Systems Affected
Operating systems: Windows XP, Vista. Mac OS X, Linux, others likely.
Computer models: Many laptops & desktops appear to be vulnerable by design.
Encryption: BitLocker, TrueCrypt, File Vault  & PGP are likely vulnerable. Ongoing research continues by Princeton University.

Overview
Recent research discovered that Random Access Memory (RAM) does not quickly reset during power off and can remain for long periods at low temperatures. Laptop power saving modes such as sleep, or a “deeper sleep” mode known as hibernate can also preserve contents of RAM for extended periods. These contents can include but not limited to passwords, sensitive information or encryption keys. Physical access to the system can reveal this information to an attacker, even in a very short amount of time. Methods to keep RAM at low temperature for longer periods of time are inexpensive and software to gather memory contents are easy to use.

Description
Research by security experts at Princeton discovered that the contents of Random Access Memory (RAM) do not necessarily erase quickly when the power is turned off and during power saving modes such as sleep or hibernate they may contain passwords, sensitive information or possibly encryption keys.

It is important to note that this appears a hardware design oversight and can potentially affect multiple computers, operating systems and related information technology equipment including desktop systems. The research found that contents of memory can stay resident in RAM for long periods of time and even be removed and placed into another computer to capture contents. Research will continue and this advisory will be updated as necessary.

Impact
Loss of sensitive information and circumvention of protections technologies such as encryption and passwords. Attacks can occur quickly and may be undetected by laptop user.

Solutions
Consider powering down laptop when not in use & maintain physical security at all times with laptops.
PGP – Encryption keys for Whole Disk Encryption (WDE) can be intercepted in sleep mode although hibernation mode removes the keys from RAM (according to PGP Corp.) In addition, PGP recommends that users unmount PGP virtual disks before sleep or hibernation mode. This prevents unauthorized access of sensitive information contained in the virtual disks, even if laptop is accessed in these modes. For more information, go to:

PGP response to Cold Boot Attack

Other recommendations
PGP and other users of encryption users should disable the “caching of encryption keys” which loads the encryption password into memory.

Power down laptop when leaving office or before presenting laptop when crossing country borders.

Additional Information
Center for Information Technology Policy – Princeton University – Research website with more info, video & initial report. Lots of information here.

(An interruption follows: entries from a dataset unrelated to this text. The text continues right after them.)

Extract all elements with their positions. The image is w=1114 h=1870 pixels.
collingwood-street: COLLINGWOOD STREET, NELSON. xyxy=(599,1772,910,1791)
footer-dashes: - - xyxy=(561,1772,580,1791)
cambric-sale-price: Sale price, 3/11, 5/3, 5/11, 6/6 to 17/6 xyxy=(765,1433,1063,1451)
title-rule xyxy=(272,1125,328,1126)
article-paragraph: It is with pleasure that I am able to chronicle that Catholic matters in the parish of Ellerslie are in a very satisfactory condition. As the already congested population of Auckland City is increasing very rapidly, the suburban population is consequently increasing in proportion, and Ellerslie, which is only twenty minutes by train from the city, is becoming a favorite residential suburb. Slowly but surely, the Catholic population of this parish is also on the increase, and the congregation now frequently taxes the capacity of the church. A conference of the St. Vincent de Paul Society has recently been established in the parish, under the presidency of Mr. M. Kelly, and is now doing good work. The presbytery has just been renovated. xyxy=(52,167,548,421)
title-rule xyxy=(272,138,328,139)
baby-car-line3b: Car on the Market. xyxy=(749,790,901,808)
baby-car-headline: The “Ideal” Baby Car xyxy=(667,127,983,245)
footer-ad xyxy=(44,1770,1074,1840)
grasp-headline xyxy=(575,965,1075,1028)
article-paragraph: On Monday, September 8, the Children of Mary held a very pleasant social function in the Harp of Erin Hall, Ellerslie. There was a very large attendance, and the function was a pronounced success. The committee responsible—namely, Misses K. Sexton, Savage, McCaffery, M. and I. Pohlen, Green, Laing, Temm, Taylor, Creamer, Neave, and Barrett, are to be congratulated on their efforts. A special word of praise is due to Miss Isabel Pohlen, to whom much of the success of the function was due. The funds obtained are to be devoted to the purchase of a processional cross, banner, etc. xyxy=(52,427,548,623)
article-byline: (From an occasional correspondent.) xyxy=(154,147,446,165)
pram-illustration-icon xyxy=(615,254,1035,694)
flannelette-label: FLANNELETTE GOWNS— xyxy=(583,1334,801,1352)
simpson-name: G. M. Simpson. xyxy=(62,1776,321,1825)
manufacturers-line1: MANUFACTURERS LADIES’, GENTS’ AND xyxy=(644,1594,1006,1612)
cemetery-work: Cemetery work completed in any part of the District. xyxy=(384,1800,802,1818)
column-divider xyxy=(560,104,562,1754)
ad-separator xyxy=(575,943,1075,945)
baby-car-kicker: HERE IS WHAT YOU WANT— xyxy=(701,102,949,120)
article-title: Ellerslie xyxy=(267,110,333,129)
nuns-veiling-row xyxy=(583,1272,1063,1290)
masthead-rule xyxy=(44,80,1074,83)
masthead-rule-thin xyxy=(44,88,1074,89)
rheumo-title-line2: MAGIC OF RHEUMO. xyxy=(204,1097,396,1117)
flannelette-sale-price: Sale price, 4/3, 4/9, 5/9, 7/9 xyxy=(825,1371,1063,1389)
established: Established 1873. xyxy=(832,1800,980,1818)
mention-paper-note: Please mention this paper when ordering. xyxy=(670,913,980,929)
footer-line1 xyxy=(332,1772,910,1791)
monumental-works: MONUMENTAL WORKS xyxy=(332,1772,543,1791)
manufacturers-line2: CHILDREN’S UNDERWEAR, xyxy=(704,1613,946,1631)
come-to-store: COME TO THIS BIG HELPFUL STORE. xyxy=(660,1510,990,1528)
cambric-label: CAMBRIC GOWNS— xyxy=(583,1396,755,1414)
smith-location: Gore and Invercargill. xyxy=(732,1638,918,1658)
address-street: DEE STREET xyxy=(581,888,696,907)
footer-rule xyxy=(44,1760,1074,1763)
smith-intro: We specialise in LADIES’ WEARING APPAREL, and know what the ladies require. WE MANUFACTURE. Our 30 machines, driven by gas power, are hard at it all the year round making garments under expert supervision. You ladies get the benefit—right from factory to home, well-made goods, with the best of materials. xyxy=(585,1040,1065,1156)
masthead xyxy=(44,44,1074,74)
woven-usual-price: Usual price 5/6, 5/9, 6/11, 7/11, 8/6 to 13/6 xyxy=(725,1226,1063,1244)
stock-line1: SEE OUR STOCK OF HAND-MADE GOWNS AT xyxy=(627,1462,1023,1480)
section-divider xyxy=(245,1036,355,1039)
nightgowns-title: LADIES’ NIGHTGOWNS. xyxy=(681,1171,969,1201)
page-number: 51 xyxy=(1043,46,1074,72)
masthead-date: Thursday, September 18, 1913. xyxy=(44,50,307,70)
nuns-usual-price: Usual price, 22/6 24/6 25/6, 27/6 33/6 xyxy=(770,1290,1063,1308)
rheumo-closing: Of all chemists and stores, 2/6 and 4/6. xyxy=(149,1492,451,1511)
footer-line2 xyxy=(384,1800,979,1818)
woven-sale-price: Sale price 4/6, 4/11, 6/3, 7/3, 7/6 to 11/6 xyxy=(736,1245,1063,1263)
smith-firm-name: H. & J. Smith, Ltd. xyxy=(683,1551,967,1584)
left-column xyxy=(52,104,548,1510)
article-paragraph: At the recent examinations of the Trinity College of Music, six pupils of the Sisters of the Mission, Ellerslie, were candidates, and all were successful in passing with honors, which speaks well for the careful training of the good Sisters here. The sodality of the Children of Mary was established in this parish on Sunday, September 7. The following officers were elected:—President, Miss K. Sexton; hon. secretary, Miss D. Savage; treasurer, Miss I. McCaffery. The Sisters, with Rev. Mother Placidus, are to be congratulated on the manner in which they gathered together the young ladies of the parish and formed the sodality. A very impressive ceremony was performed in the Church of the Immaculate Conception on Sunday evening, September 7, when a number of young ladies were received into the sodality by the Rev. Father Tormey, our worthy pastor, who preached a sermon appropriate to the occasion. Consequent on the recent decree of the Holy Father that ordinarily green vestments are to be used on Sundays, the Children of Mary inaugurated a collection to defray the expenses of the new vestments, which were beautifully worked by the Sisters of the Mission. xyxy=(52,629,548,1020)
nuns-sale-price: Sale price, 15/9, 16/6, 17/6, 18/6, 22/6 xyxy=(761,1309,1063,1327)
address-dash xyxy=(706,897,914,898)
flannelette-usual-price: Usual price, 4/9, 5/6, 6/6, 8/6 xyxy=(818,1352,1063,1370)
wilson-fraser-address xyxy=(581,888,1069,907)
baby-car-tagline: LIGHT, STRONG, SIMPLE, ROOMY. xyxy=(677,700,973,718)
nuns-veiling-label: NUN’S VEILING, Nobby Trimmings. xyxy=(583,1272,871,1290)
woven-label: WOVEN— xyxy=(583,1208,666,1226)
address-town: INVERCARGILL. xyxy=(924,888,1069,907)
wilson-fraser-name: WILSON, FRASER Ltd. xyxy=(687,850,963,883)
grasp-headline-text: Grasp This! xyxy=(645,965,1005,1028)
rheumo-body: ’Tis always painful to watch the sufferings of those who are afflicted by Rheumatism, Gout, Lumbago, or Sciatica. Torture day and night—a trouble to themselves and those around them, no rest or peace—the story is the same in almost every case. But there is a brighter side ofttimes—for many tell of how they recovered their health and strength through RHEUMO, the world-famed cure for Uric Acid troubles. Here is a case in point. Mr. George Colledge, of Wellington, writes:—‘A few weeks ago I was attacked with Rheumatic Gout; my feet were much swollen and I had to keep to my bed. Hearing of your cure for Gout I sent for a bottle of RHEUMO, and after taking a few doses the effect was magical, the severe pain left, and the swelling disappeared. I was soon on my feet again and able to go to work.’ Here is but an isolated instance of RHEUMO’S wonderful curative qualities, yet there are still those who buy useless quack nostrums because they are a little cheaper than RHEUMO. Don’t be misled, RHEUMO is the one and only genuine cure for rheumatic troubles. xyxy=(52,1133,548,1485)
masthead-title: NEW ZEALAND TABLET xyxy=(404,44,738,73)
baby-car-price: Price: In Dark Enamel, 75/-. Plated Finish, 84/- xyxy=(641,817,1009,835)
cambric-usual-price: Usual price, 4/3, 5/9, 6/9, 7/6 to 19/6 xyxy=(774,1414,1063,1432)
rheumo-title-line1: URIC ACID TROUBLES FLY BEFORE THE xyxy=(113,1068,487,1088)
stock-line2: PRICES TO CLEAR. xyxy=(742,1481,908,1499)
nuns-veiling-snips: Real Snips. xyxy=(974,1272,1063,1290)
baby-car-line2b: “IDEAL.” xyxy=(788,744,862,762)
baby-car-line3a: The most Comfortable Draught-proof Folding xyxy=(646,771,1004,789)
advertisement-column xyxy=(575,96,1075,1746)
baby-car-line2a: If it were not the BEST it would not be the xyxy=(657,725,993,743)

Disk encryption may not be secure enough, research finds – CNet.com 2/21/08

DISCLAIMER: Information Security Advisories and related resources provide technical and administrative advice to protect sensitive information on the University network and to help BGSU comply with regulations pertaining to information security.  Failure to comply with these advisories may directly or indirectly increase the risk of exposure or compromise of sensitive University information.  These advisories and resources do not provide legal advice – contact the BGSU Office of General Counsel or other appropriate legal advisor for interpretations of regulations.